Documentation Index Fetch the complete documentation index at: https://docs.qalti.com/llms.txt
Use this file to discover all available pages before exploring further.
This guide shows how to run the Qalti CLI in a CI pipeline (GitHub Actions). It includes parallel simulator runs and an example of running a test on a real iOS device.
You can check out the full repository here: github.com/qalti/qalti . It includes source code, CI examples, and demo tests.
Below is how a real CI run looks like under the hood with 4 workers:
What you can do
Parallel simulator execution
Run tests on a real device
Produce Allure-formatted reports that you can upload to any QA system
Authentication for CI
Qalti requires your OpenRouter API key for test execution.
Set it in your CI environment:
export OPENROUTER_API_KEY = "sk-or-v1-..."
Or pass it explicitly with --token.
Install Qalti in CI
Qalti is a macOS app, and the CLI is included in the bundle. You can download and install it in your CI pipeline with this bash script:
curl -L -o Qalti.dmg https://app.qalti.com/releases/Qalti.dmg
hdiutil attach Qalti.dmg -nobrowse -quiet -mountpoint /Volumes/Qalti
cp -R /Volumes/Qalti/Qalti.app /Applications/Qalti.app
hdiutil detach /Volumes/Qalti -quiet
# Run the CLI directly from the app bundle
/Applications/Qalti.app/Contents/MacOS/Qalti cli --help
/Applications/Qalti.app/Contents/Resources/QaltiScheduler --help
Minimal CLI example
This is the easiest way to run your test:
export OPENROUTER_API_KEY = "sk-or-v1-..."
/Applications/Qalti.app/Contents/MacOS/Qalti cli change_appearance.test --token " $OPENROUTER_API_KEY "
where change_appearance.test is a test file with steps in English:
Open Settings
Scroll down to find Display & Brightness
Tap it
Change Appearance
Verify Appearance is changed
To learn more, run /Applications/Qalti.app/Contents/MacOS/Qalti cli --help
Qalti CLI - Run iOS tests from command line
USAGE:
qalti cli <test-file> --token OPENROUTER_API_KEY [options]
ARGUMENTS:
<test-file> Path to test file (.test, .txt, or .json)
OPTIONS:
--token, -t <token> OpenRouter API key (or set OPENROUTER_API_KEY env var)
--model <model> AI model to use (default: gpt-4.1)
Available: gpt-5, gpt-5-mini, gpt-5-nano, gpt-4.1,
gemini-2.5-pro, claude-4-sonnet, claude-3.5-sonnet
--prompts-dir <dir> Custom prompts directory
--report-path <file> Output report path (default: ./reports/test_TIMESTAMP.json)

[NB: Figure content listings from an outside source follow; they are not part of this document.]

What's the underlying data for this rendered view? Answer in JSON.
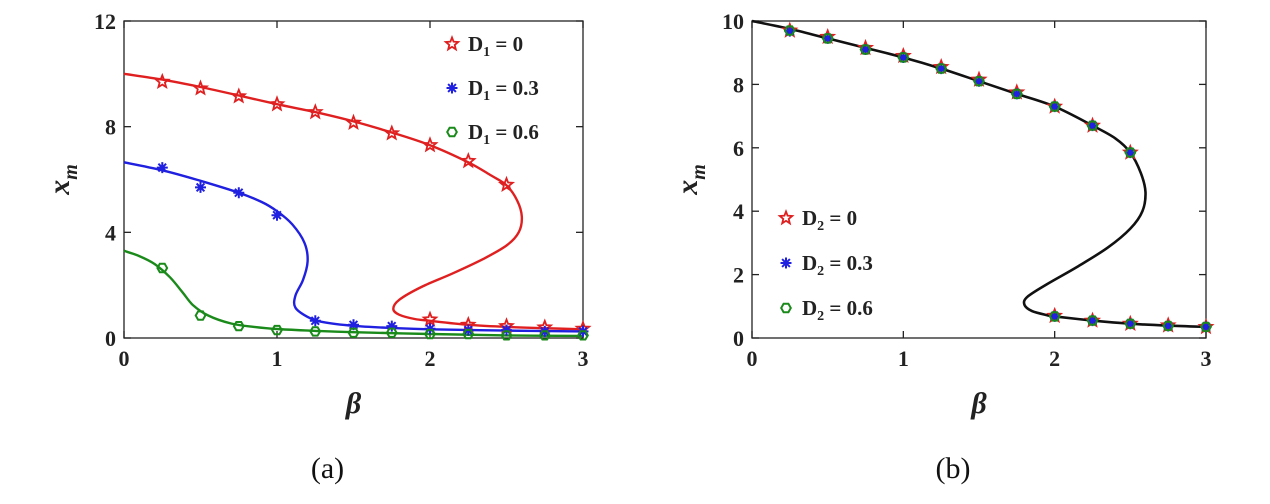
{
  "chart_data": [
    {
      "type": "line",
      "panel_label": "(a)",
      "xlabel": "β",
      "ylabel": "x",
      "ylabel_sub": "m",
      "xlim": [
        0,
        3
      ],
      "ylim": [
        0,
        12
      ],
      "xticks": [
        0,
        1,
        2,
        3
      ],
      "yticks": [
        0,
        4,
        8,
        12
      ],
      "legend_position": "top-right",
      "legend": [
        {
          "text": "D",
          "sub": "1",
          "suffix": " = 0",
          "color": "#e02020",
          "marker": "star"
        },
        {
          "text": "D",
          "sub": "1",
          "suffix": " = 0.3",
          "color": "#2020e0",
          "marker": "asterisk"
        },
        {
          "text": "D",
          "sub": "1",
          "suffix": " = 0.6",
          "color": "#1a8a1a",
          "marker": "hexagon"
        }
      ],
      "series": [
        {
          "color": "#e02020",
          "curve": [
            [
              0,
              10.0
            ],
            [
              0.25,
              9.78
            ],
            [
              0.5,
              9.5
            ],
            [
              0.75,
              9.18
            ],
            [
              1.0,
              8.85
            ],
            [
              1.25,
              8.55
            ],
            [
              1.5,
              8.2
            ],
            [
              1.75,
              7.78
            ],
            [
              2.0,
              7.3
            ],
            [
              2.25,
              6.65
            ],
            [
              2.4,
              6.15
            ],
            [
              2.5,
              5.78
            ],
            [
              2.57,
              5.2
            ],
            [
              2.6,
              4.6
            ],
            [
              2.58,
              4.0
            ],
            [
              2.5,
              3.5
            ],
            [
              2.35,
              3.0
            ],
            [
              2.15,
              2.45
            ],
            [
              1.95,
              1.95
            ],
            [
              1.8,
              1.45
            ],
            [
              1.76,
              1.1
            ],
            [
              1.8,
              0.88
            ],
            [
              1.9,
              0.72
            ],
            [
              2.0,
              0.65
            ],
            [
              2.25,
              0.5
            ],
            [
              2.5,
              0.42
            ],
            [
              2.75,
              0.37
            ],
            [
              3.0,
              0.33
            ]
          ],
          "points": [
            [
              0.25,
              9.7
            ],
            [
              0.5,
              9.45
            ],
            [
              0.75,
              9.15
            ],
            [
              1.0,
              8.85
            ],
            [
              1.25,
              8.55
            ],
            [
              1.5,
              8.15
            ],
            [
              1.75,
              7.75
            ],
            [
              2.0,
              7.3
            ],
            [
              2.25,
              6.7
            ],
            [
              2.5,
              5.8
            ],
            [
              2.0,
              0.7
            ],
            [
              2.25,
              0.5
            ],
            [
              2.5,
              0.45
            ],
            [
              2.75,
              0.4
            ],
            [
              3.0,
              0.35
            ]
          ]
        },
        {
          "color": "#2020e0",
          "curve": [
            [
              0,
              6.65
            ],
            [
              0.25,
              6.35
            ],
            [
              0.5,
              5.95
            ],
            [
              0.75,
              5.5
            ],
            [
              0.9,
              5.15
            ],
            [
              1.0,
              4.8
            ],
            [
              1.1,
              4.3
            ],
            [
              1.18,
              3.6
            ],
            [
              1.2,
              2.9
            ],
            [
              1.17,
              2.2
            ],
            [
              1.12,
              1.6
            ],
            [
              1.12,
              1.15
            ],
            [
              1.2,
              0.8
            ],
            [
              1.3,
              0.6
            ],
            [
              1.5,
              0.46
            ],
            [
              1.75,
              0.38
            ],
            [
              2.0,
              0.33
            ],
            [
              2.5,
              0.28
            ],
            [
              3.0,
              0.25
            ]
          ],
          "points": [
            [
              0.25,
              6.45
            ],
            [
              0.5,
              5.7
            ],
            [
              0.75,
              5.5
            ],
            [
              1.0,
              4.65
            ],
            [
              1.25,
              0.65
            ],
            [
              1.5,
              0.5
            ],
            [
              1.75,
              0.45
            ],
            [
              2.0,
              0.35
            ],
            [
              2.25,
              0.3
            ],
            [
              2.5,
              0.3
            ],
            [
              2.75,
              0.25
            ],
            [
              3.0,
              0.25
            ]
          ]
        },
        {
          "color": "#1a8a1a",
          "curve": [
            [
              0,
              3.3
            ],
            [
              0.1,
              3.1
            ],
            [
              0.2,
              2.8
            ],
            [
              0.3,
              2.3
            ],
            [
              0.38,
              1.75
            ],
            [
              0.45,
              1.25
            ],
            [
              0.55,
              0.85
            ],
            [
              0.7,
              0.55
            ],
            [
              0.85,
              0.42
            ],
            [
              1.0,
              0.34
            ],
            [
              1.25,
              0.27
            ],
            [
              1.5,
              0.22
            ],
            [
              2.0,
              0.15
            ],
            [
              2.5,
              0.1
            ],
            [
              3.0,
              0.08
            ]
          ],
          "points": [
            [
              0.25,
              2.65
            ],
            [
              0.5,
              0.85
            ],
            [
              0.75,
              0.45
            ],
            [
              1.0,
              0.3
            ],
            [
              1.25,
              0.25
            ],
            [
              1.5,
              0.2
            ],
            [
              1.75,
              0.2
            ],
            [
              2.0,
              0.15
            ],
            [
              2.25,
              0.15
            ],
            [
              2.5,
              0.1
            ],
            [
              2.75,
              0.1
            ],
            [
              3.0,
              0.1
            ]
          ]
        }
      ]
    },
    {
      "type": "line",
      "panel_label": "(b)",
      "xlabel": "β",
      "ylabel": "x",
      "ylabel_sub": "m",
      "xlim": [
        0,
        3
      ],
      "ylim": [
        0,
        10
      ],
      "xticks": [
        0,
        1,
        2,
        3
      ],
      "yticks": [
        0,
        2,
        4,
        6,
        8,
        10
      ],
      "legend_position": "bottom-left",
      "legend": [
        {
          "text": "D",
          "sub": "2",
          "suffix": " = 0",
          "color": "#e02020",
          "marker": "star"
        },
        {
          "text": "D",
          "sub": "2",
          "suffix": " = 0.3",
          "color": "#2020e0",
          "marker": "asterisk"
        },
        {
          "text": "D",
          "sub": "2",
          "suffix": " = 0.6",
          "color": "#1a8a1a",
          "marker": "hexagon"
        }
      ],
      "curve_color": "#111111",
      "curve": [
        [
          0,
          10.0
        ],
        [
          0.25,
          9.75
        ],
        [
          0.5,
          9.45
        ],
        [
          0.75,
          9.15
        ],
        [
          1.0,
          8.85
        ],
        [
          1.25,
          8.5
        ],
        [
          1.5,
          8.1
        ],
        [
          1.75,
          7.7
        ],
        [
          2.0,
          7.3
        ],
        [
          2.25,
          6.7
        ],
        [
          2.4,
          6.3
        ],
        [
          2.5,
          5.85
        ],
        [
          2.57,
          5.2
        ],
        [
          2.6,
          4.6
        ],
        [
          2.58,
          4.0
        ],
        [
          2.5,
          3.45
        ],
        [
          2.35,
          2.85
        ],
        [
          2.15,
          2.25
        ],
        [
          1.95,
          1.7
        ],
        [
          1.82,
          1.3
        ],
        [
          1.8,
          1.05
        ],
        [
          1.85,
          0.85
        ],
        [
          1.95,
          0.72
        ],
        [
          2.0,
          0.68
        ],
        [
          2.25,
          0.55
        ],
        [
          2.5,
          0.45
        ],
        [
          2.75,
          0.39
        ],
        [
          3.0,
          0.35
        ]
      ],
      "series": [
        {
          "color": "#e02020",
          "points": [
            [
              0.25,
              9.7
            ],
            [
              0.5,
              9.5
            ],
            [
              0.75,
              9.15
            ],
            [
              1.0,
              8.9
            ],
            [
              1.25,
              8.55
            ],
            [
              1.5,
              8.15
            ],
            [
              1.75,
              7.75
            ],
            [
              2.0,
              7.3
            ],
            [
              2.25,
              6.7
            ],
            [
              2.5,
              5.85
            ],
            [
              2.0,
              0.7
            ],
            [
              2.25,
              0.55
            ],
            [
              2.5,
              0.45
            ],
            [
              2.75,
              0.4
            ],
            [
              3.0,
              0.35
            ]
          ]
        },
        {
          "color": "#2020e0",
          "points": [
            [
              0.25,
              9.68
            ],
            [
              0.5,
              9.45
            ],
            [
              0.75,
              9.1
            ],
            [
              1.0,
              8.85
            ],
            [
              1.25,
              8.5
            ],
            [
              1.5,
              8.1
            ],
            [
              1.75,
              7.7
            ],
            [
              2.0,
              7.3
            ],
            [
              2.25,
              6.7
            ],
            [
              2.5,
              5.85
            ],
            [
              2.0,
              0.68
            ],
            [
              2.25,
              0.55
            ],
            [
              2.5,
              0.45
            ],
            [
              2.75,
              0.38
            ],
            [
              3.0,
              0.35
            ]
          ]
        },
        {
          "color": "#1a8a1a",
          "points": [
            [
              0.25,
              9.7
            ],
            [
              0.5,
              9.45
            ],
            [
              0.75,
              9.1
            ],
            [
              1.0,
              8.85
            ],
            [
              1.25,
              8.5
            ],
            [
              1.5,
              8.1
            ],
            [
              1.75,
              7.7
            ],
            [
              2.0,
              7.3
            ],
            [
              2.25,
              6.7
            ],
            [
              2.5,
              5.85
            ],
            [
              2.0,
              0.68
            ],
            [
              2.25,
              0.55
            ],
            [
              2.5,
              0.45
            ],
            [
              2.75,
              0.38
            ],
            [
              3.0,
              0.35
            ]
          ]
        }
      ]
    }
  ]
}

--allure-dir <dir> Generate Allure report files in specified directory
DEVICE SELECTION:
--udid <udid> Device UDID (takes precedence)
--device-name <name> Device name (e.g., "iPhone 16")
--os <version> OS version (e.g., "iOS 18.2")
--type <type> Device type: simulator (default) or real
OTHER OPTIONS:
--app-path <path> App bundle to install before testing (.app or .ipa)
--iterations <n> Max test iterations (default: 50)
--verbose, -v Enable verbose output
--help, -h Show this help
EXAMPLES:
# Basic usage
qalti cli ./tests/login.test --token sk-or-v1-xxx
# Specific device and model
qalti cli ./tests/login.test --token sk-or-v1-xxx --device-name "iPhone 16" --model claude-4-sonnet
# Using UDID with app install
qalti cli ./tests/app.test --udid 12345-67890 --app-path ./MyApp.app --verbose
# Custom prompts and report location
qalti cli ./tests/checkout.test --prompts-dir ./custom-prompts --report-path ./reports/checkout-run.json
Parallel simulator runs (QaltiScheduler)
Use QaltiScheduler to execute tests in parallel:
/Applications/Qalti.app/Contents/Resources/QaltiScheduler \
--tests "./tests" \
--device-name "iPhone 16" \
--os "18.3" \
--workers 4 \
--model "gpt-4.1" \
--token " $OPENROUTER_API_KEY " \
--app-path "./SyncUps-simulator.zip" \
--allure-dir "./reports/allure"
CI example (GitHub Actions)
This workflow example shows how you can use Qalti in your CI pipelines: .github/workflows/qalti.yml — it’s short, commented, and shows how to:
Set up Qalti
Run tests on simulators and on a real device
Export Allure results and upload artifacts
You can check recent runs in the Qalti Actions dashboard to see it in action.
Allure reports
Qalti outputs results in Allure format if you set the --allure-dir flag. You can upload them to your QA system of choice. As an example, we use TestOps Cloud and upload via allurectl.